Keeping God’s Commandments

Now by this we know that we know Him, if we keep His commandments. 4 He who says, “I know Him,” and does not keep His commandments, is a liar, and the truth is not in him. 5 But whoever keeps His word, truly the love of God is perfected in him. By this we know that we are in Him. 6 He who says he abides in Him ought himself also to walk just as He walked. 1 John 2:3-6

The dark cloud of doubt and guilty despair results when Christians are not sure they are in a proper relationship with God. They are left with a feeling of insecurity in regard to their hope of eternal life and the joy of living the Christian life is replaced with fear. However, John indicates the Christian can joyfully sing “Blessed Assurance” knowing “Jesus is mine”. How can one be truly assured that they really know God? For John, the proof is in the behavior of the saint. Those who know God will keep His commandments. The word “commandment” is used six times in this paragraph and is referred to as “his word” in verse five. John then focuses on a specific commandment (loving one another) as an example. John will revisit this command in 3:11-18 and 4:19-5:4.


John begins with an assurance: “Now by this we know that we know Him, if we keep His commandments” (2:3). In the Greek text of 1 John, “know” is used some twenty times. It denotes the assurance the believer has. It “means to continually perceive something by experience” (MacArthur 55). The best way to get to know God is to obey Him. He is the boss or Lord.
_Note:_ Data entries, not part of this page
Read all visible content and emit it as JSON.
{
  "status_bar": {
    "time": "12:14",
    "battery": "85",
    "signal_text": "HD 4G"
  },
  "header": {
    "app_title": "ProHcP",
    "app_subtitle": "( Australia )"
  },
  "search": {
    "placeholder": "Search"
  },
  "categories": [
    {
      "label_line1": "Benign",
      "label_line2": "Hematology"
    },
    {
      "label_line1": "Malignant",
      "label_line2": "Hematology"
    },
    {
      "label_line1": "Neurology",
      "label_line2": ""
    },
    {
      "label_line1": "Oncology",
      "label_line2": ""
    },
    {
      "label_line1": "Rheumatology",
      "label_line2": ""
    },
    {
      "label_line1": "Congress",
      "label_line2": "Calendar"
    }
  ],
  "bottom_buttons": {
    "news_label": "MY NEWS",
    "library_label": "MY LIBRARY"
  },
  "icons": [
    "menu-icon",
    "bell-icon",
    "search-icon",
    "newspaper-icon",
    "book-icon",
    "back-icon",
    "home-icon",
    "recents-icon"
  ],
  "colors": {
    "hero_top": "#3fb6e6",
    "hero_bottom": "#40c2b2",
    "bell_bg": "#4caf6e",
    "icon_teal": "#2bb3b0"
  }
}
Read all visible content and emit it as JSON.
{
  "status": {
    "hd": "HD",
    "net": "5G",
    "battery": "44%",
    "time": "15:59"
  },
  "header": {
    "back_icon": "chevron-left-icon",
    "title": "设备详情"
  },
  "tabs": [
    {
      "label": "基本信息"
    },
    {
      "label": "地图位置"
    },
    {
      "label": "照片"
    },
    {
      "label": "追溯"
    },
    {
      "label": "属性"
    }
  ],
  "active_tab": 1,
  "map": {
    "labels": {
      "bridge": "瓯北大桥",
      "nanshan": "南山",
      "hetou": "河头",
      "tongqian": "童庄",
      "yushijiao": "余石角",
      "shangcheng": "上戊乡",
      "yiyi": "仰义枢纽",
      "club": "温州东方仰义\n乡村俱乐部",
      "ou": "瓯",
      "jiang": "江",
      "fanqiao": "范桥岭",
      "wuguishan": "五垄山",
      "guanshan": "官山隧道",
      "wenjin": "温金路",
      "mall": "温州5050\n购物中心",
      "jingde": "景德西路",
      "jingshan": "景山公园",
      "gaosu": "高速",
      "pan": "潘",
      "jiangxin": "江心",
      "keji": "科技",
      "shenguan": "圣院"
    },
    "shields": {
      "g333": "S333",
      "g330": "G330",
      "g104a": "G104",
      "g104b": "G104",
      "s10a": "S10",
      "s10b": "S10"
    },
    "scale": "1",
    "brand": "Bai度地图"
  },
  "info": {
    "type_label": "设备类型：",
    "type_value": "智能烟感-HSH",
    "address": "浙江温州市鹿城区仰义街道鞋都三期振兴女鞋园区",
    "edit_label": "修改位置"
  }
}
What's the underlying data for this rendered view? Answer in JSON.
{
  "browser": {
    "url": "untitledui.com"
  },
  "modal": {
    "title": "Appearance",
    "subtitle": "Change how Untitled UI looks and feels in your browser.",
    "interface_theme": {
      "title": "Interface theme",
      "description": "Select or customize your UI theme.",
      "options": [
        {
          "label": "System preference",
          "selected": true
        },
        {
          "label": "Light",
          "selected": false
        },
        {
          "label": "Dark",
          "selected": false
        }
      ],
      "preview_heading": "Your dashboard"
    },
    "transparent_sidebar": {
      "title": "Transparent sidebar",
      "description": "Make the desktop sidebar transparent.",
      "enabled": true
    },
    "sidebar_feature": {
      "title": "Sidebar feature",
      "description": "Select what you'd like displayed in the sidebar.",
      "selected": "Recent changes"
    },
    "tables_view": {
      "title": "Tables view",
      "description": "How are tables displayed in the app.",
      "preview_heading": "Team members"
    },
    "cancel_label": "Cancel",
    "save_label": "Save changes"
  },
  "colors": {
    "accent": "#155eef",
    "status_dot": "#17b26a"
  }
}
By working under His authority, His servants know what He is like and what He wants. By knowing the Father’s expectations and desires for us, we come to know Him. Keep in mind John is not talking about knowing some things about God but knowing him in an intimate relationship. Obedience in the physical realm is a result of knowing God in the spiritual realm.


The phrase “he who says” (2:4a) is used three times in this paragraph. Again, John uses triplets to make his point. The first deception is like the first lie in chapter one in claiming to have fellowship with God while walking in darkness. This time the false claim is from the one who says: “‘I know Him,’ and does not keep His commandments” (2:4b).


The result of making this illogical and deceptive claim is two-fold: 1) he “is a liar” and 2) “the truth is not in him”. He is deceived like the man who looks at himself in a mirror and walks away without doing anything about his appearance (James 1:21-26). Just being aware of God’s will does not change who we are in relationship to God. Doing His will is what makes us His children. To know who God is and have a relationship with Him is to do thing things He would do. The character of God will be reflected in the attitudes and actions of those who truly know him.

“‘Let not the wise man glory in his wisdom, Let not the mighty man glory in his might, Nor let the rich man glory in his riches; But let him who glories glory in this, That he understands and knows Me, That I am the Lord, exercising lovingkindness, judgment, and righteousness in the earth. For in these I delight,’ says the Lord” (Jer. 9:23-24). The truth is God is full of lovingkindness and righteousness. Anyone who does not practice the same is proven to be a liar when he claims to know God. He is neither ignorant nor led astray but is willfully making a false claim about his relationship with God.


The word “keeps” (2:5a) is continuous action. The Christian is to keep obeying God’s Word day after day. The end result is: “truly the love of God is perfected in him” (2:5b). The phrase “love of God” can be interpreted in three ways: 1) God’s love for man; 2) the Godlike characteristic of love; and 3) man’s love for God. The latter fits the context best. “Perfected” is the idea of accomplished or completed. By keeping God’s commandments is truly loving of God accomplished. Love without obedience is incomplete. “For this is the love of God, that we keep His commandments. And His commandments are not burdensome” (5:3).

The other blessed assurance is: “by this we know that we are in Him” (2:5c). Knowing God is truly an intimate experience. It is being in or abiding in God. This requires a continuous connection to God through the keeping of His Word. Jesus demonstrated this in His allegory of the Vine and the Branches in John 15. “I am the vine, you are the branches. He who abides in Me, and I in him, bears much fruit; for without Me you can do nothing” (John 15:5).


The self-deceived who claim to know God is now contrasted with the one “who says he abides in Him” while keeping God’s commandments.

“To walk just as He walked” (1:6) is the same as following in the footsteps of Jesus. Husbands will love their wives like Christ loved the church (Eph. 5:23f). Christians will forgive like Christ forgave others (Eph. 4:32). Just saying one knows God does not make it so. The proof is seen in the actions of the believer. Does he conduct his daily walk with God as Christ did? That is, the total subjection of one’s will to God’s will. Talking the talk is not the same as walking the walk. To imitate the walk and talk of another requires one to study and really get to know the other person. This is not a one-time stroll with God on Sunday or through a reading of His Word. “Walk” denotes a continuous action. The Christian is traveling through life matching every footprint of Jesus with his own footstep. This he “ought” or is obligated to do. It begins the moment the new convert arises out of the watery grave of baptism “to walk in newness of life” (Rom. 6:4).